YOUR SOLIN GENERATED RECIPE
Fire-Roasted Quinoa and Black Bean Stuffed Bell Peppers
Savor the vibrant flavors of fire-roasted bell peppers filled with a hearty mix of protein-packed lean ground turkey, fluffy quinoa, and black beans, accented by sweet corn, tender red tomatoes, and aromatic onions. This colorful dish is perfectly spiced with cumin and chili powder for a warm, comforting taste that's as visually appealing as it is nutritious.
INGREDIENTS
1 large Red Bell Pepper (150g)
0.5 cup Cooked Quinoa (92g)
0.5 cup Black Beans (130g)
0.25 cup Corn (40g)
0.25 cup Diced Tomatoes (60g)
0.25 cup Diced Onion (40g)
3 ounces Lean Ground Turkey (85g)
1 teaspoon Olive Oil (4.5g)
1 teaspoon Cumin
1 teaspoon Chili Powder
Salt & Pepper to taste
PREPARATION
Preheat your oven to 375°F.
Slice the top off the red bell pepper and remove the seeds and membranes. Set the pepper aside.
In a medium skillet, heat the olive oil over medium heat. Add the diced onions and sauté until softened, about 3-4 minutes.

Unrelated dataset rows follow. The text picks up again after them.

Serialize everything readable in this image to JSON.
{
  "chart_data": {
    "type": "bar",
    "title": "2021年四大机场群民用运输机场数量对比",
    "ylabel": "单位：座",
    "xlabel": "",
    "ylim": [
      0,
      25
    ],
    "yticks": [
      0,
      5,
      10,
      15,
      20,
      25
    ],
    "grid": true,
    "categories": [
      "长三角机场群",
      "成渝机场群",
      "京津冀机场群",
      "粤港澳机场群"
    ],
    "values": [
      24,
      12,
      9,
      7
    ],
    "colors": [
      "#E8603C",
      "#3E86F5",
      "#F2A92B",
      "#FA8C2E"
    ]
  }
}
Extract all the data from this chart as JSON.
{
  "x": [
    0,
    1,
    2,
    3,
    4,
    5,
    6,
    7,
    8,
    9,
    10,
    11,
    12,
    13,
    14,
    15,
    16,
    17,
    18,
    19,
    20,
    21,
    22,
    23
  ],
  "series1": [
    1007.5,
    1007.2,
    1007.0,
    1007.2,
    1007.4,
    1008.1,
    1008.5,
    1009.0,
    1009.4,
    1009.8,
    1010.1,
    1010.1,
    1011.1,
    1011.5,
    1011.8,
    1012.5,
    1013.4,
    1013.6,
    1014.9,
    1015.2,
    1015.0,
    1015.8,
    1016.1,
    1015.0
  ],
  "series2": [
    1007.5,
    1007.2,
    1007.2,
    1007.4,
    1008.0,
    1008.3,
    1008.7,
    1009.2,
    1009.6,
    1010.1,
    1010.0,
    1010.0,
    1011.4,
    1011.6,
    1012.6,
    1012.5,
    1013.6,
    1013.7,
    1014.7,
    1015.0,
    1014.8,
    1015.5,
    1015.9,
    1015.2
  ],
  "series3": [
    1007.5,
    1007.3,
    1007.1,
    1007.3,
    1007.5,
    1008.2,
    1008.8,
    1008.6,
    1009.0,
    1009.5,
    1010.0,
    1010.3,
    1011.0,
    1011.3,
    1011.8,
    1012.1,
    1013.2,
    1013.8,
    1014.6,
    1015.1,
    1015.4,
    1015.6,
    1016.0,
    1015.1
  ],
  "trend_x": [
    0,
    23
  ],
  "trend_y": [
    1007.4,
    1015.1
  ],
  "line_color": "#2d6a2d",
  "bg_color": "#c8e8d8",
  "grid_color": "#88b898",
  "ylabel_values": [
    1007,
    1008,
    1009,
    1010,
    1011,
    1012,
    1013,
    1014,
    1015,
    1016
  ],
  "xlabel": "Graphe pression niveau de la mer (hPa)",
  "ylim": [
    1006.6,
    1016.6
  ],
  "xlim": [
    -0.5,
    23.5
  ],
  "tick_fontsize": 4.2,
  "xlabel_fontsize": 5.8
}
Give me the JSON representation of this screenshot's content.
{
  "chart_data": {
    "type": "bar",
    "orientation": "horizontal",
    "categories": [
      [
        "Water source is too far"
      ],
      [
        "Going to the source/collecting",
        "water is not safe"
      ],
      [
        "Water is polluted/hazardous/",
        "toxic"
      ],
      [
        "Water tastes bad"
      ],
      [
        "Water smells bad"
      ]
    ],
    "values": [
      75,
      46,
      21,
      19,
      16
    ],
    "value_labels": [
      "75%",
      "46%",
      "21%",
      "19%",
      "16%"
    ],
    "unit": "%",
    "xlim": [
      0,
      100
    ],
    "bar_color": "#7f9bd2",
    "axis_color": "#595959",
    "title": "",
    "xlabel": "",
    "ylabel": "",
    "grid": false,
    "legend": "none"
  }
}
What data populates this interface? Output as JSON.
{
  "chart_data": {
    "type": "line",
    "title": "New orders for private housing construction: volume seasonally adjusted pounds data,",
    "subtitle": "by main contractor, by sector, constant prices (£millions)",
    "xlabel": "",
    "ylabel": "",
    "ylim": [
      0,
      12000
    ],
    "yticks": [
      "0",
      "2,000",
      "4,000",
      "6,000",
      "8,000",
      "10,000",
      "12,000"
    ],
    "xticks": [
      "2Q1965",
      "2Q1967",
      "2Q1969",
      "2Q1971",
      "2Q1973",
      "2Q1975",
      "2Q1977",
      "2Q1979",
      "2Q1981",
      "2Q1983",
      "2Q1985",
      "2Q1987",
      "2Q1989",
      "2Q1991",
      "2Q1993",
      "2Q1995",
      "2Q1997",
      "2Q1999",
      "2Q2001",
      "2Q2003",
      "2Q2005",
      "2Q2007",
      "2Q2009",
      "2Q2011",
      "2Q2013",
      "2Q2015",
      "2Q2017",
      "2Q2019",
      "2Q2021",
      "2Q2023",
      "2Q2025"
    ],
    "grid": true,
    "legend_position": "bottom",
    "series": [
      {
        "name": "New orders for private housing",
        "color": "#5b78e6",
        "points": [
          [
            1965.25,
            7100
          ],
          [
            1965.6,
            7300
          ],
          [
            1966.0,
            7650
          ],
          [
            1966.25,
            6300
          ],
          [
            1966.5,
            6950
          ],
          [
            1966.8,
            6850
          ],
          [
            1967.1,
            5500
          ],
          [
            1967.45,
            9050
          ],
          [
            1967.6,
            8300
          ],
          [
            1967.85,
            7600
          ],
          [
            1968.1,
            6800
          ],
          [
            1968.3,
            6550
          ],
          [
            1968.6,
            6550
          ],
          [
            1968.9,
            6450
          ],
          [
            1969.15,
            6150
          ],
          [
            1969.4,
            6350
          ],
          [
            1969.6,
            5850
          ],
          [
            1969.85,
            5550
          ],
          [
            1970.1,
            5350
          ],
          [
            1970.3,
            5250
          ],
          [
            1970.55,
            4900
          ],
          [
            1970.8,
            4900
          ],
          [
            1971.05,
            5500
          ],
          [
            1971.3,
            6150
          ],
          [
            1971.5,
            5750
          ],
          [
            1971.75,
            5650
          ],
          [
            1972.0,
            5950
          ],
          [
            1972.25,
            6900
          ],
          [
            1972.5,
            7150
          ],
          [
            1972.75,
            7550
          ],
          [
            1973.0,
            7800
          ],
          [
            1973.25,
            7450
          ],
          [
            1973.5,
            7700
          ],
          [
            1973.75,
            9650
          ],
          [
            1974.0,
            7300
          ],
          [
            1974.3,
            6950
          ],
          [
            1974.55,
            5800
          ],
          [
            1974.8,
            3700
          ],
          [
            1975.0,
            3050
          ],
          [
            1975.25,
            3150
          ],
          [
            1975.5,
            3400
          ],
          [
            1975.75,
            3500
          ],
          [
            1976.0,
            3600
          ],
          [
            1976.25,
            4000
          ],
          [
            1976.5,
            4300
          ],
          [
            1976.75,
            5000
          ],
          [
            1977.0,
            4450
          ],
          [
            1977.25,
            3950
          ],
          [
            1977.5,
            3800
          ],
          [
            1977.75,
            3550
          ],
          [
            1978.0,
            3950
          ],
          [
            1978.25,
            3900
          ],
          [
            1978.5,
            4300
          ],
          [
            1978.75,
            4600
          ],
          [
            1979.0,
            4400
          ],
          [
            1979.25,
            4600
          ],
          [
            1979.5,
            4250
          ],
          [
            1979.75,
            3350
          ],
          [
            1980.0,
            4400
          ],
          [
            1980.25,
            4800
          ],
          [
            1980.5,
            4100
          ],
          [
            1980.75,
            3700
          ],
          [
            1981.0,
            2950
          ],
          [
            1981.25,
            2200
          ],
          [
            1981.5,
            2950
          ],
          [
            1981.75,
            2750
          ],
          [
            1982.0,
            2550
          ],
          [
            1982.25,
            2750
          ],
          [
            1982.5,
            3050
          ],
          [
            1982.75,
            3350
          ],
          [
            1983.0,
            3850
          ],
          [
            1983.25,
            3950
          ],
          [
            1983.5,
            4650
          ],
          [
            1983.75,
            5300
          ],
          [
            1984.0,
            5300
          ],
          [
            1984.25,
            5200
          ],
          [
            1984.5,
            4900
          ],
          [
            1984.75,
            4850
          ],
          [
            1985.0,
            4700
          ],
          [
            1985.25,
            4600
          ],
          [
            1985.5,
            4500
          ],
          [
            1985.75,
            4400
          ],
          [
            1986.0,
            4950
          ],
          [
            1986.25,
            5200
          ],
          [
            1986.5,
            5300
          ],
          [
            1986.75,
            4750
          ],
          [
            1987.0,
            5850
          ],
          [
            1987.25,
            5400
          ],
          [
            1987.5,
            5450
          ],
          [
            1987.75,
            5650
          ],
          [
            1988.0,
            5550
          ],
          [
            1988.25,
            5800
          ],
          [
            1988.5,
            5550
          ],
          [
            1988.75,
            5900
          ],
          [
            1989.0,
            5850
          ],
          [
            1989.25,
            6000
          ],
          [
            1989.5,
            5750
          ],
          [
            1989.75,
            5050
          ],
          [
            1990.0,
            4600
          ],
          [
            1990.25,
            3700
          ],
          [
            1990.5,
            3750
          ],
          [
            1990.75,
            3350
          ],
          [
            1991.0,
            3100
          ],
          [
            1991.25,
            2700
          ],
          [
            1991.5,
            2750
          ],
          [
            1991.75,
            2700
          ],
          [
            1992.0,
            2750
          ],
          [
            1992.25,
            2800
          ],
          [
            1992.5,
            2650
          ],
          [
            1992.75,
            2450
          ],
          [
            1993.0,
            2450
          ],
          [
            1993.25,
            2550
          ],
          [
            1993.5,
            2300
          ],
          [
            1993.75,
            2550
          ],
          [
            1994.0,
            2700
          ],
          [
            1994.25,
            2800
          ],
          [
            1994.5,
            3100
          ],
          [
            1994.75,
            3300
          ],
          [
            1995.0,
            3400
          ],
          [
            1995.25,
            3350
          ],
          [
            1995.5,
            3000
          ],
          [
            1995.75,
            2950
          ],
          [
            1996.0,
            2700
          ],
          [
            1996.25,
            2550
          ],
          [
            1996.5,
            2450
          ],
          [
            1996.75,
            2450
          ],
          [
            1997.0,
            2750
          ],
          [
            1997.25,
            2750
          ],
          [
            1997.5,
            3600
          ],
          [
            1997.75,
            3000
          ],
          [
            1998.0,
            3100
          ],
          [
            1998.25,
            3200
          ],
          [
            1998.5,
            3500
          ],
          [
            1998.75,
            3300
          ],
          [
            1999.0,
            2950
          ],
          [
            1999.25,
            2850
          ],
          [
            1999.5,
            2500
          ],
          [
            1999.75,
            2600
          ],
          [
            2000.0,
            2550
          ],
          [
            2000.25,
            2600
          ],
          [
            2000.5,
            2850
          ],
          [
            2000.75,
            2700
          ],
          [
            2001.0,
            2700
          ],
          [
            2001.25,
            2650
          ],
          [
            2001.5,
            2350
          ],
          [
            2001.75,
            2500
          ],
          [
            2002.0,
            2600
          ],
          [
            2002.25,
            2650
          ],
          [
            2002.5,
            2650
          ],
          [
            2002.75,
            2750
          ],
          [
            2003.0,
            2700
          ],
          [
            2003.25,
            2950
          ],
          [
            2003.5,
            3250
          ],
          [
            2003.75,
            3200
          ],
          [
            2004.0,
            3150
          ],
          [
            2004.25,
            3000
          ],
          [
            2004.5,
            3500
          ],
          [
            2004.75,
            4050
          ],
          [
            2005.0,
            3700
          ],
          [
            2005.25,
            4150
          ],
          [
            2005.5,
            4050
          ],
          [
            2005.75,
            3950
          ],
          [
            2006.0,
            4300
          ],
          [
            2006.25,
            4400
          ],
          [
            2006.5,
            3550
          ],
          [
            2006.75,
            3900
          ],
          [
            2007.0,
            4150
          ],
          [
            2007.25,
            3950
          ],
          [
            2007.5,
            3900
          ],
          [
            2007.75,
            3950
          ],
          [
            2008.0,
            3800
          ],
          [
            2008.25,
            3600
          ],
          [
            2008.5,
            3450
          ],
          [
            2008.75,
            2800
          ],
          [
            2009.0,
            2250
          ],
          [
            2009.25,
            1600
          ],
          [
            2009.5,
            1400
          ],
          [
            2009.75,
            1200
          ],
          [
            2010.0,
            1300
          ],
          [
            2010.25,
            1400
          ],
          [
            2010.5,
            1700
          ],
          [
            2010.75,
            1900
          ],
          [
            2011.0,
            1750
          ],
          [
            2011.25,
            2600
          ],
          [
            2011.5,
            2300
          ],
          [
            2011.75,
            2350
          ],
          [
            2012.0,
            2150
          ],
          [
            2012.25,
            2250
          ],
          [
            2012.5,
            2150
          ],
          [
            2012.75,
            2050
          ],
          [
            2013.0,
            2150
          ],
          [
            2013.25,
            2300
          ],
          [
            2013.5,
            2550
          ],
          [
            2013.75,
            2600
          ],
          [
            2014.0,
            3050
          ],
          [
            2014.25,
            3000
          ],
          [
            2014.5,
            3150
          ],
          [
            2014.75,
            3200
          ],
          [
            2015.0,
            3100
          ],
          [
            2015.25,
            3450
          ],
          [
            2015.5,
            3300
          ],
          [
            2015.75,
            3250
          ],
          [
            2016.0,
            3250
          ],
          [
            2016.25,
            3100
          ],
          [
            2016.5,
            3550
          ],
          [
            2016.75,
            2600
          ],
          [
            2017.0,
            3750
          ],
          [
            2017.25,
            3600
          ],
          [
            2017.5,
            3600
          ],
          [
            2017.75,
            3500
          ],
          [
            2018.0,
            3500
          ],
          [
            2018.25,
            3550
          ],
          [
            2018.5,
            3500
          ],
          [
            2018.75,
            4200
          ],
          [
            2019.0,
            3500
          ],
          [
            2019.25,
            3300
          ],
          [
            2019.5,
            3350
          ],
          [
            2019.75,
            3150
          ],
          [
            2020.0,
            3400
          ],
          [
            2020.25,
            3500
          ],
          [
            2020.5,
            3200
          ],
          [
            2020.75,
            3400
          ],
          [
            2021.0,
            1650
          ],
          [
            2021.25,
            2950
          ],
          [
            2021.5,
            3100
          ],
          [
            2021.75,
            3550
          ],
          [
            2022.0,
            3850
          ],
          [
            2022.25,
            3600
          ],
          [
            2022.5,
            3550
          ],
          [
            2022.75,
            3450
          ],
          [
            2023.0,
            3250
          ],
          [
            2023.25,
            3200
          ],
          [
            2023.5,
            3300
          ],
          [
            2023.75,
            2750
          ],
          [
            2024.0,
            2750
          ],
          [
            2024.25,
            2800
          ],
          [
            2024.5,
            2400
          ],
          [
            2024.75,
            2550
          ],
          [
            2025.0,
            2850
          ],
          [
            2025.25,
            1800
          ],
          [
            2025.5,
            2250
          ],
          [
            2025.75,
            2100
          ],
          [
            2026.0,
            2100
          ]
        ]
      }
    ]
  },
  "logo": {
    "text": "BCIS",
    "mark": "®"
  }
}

Add the lean ground turkey to the skillet. Cook until the turkey is browned and cooked through, breaking it apart with a spoon.
Stir in the cumin, chili powder, salt, and pepper. Then add the black beans, corn, diced tomatoes, and cooked quinoa. Mix well to combine and let it heat through for a couple of minutes.
Stuff the mixture into the hollowed-out bell pepper.
Place the stuffed pepper in a baking dish and cover loosely with foil.
Bake in the preheated oven for 20-25 minutes until the pepper is tender and the filling is heated through.
Serve hot and enjoy this nutritious, protein-packed meal.